If you already have a character concept, because you have been inspired by something else, then all game mechanics are almost always disappointing. The game mechanics never quite seem to let you design the character the way you imagined it. What I am talking about is using the game mechanics as a way of generating inspiration.

This just shows that there are lots of other tools that can also be used by the players to ground their character concept.

For my money, Diedne, Mercurian, Elementalist, Gentle Gift, Major Focus, Flawless Magic, and Mythic Blood are excellent at helping to develop a character concept. Even if some are a bit disappointing in terms of game mechanics. Even Secondary Insight can be really good for a character concept; it's just rubbish if you sit down and calculate the cost vs benefit relative to other Virtues and Flaws.

The thing is:

  • why a "Diedne magus" before the schism => which has some virtue/flaws inherently, can't keep them.
  • the same remark go for gentle gift: how does it come NO gentle gifted magus can be diedne (and vice versa), life linked...

As a house, Diedne magic caused me much more problems: for gentle gift, for me, as gift could go for companion who has no hermetic magic, thus no access to hermetic virtues, but could have gentle or blatant gift, i stated this is a supernatural virtue rather than hermetic, for the NPCs. The ASG don't want it for PCs but as i don't like to be a social character, no problem for me.

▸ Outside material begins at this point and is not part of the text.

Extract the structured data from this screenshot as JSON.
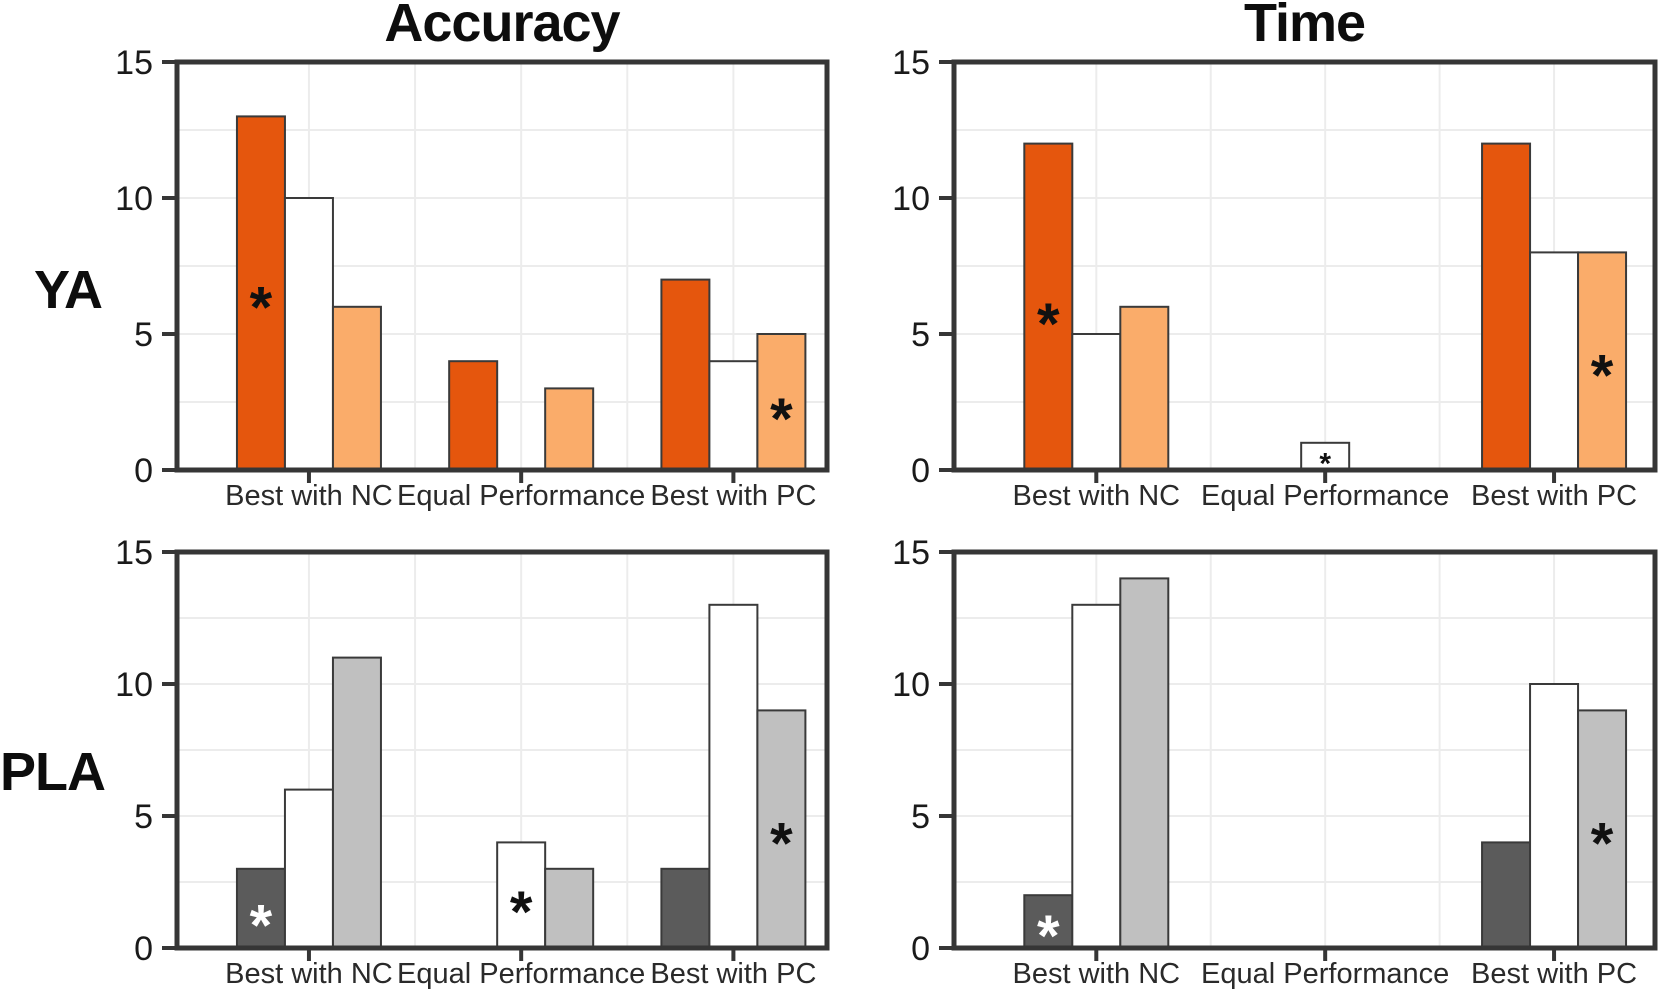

But NPCs from house Diedne will be the main plot for the next 60 years, so, i needed to develop a true "free" virtue, and Diedne magic as double minor was the only thing i agreed on (with myself, which is quite strange ^^).

Just stepping in to point out that sacrifices is not necessarily what the Diednes are famous for. Spontaneous magic is, in canon. And then we also get that druids were important as judges and performers of rituals. No human sacrifices necessary. That might be the truth of it, or it might just be Tremere propaganda. I consider both positions to be valid... And true, in my case, but not all the members of my group think likelwise :slight_smile:

I also tend to agree with Richard on the Big and Small virtue discussion :slight_smile:

Cheers,
Xavi

As written, Diedne Magic should probably be either a minor Virtue or a minor Flaw depending how nasty the SG is regarding the inherent flaw.

The fact that as written, it would also completely prevent taking ANY other major hermetic Virtue, of which the only ones really unlikely being Mercurian Magic and Flexible Formulaic Magic, to me that makes the "only one major hermetic" a "disregard by default" rule.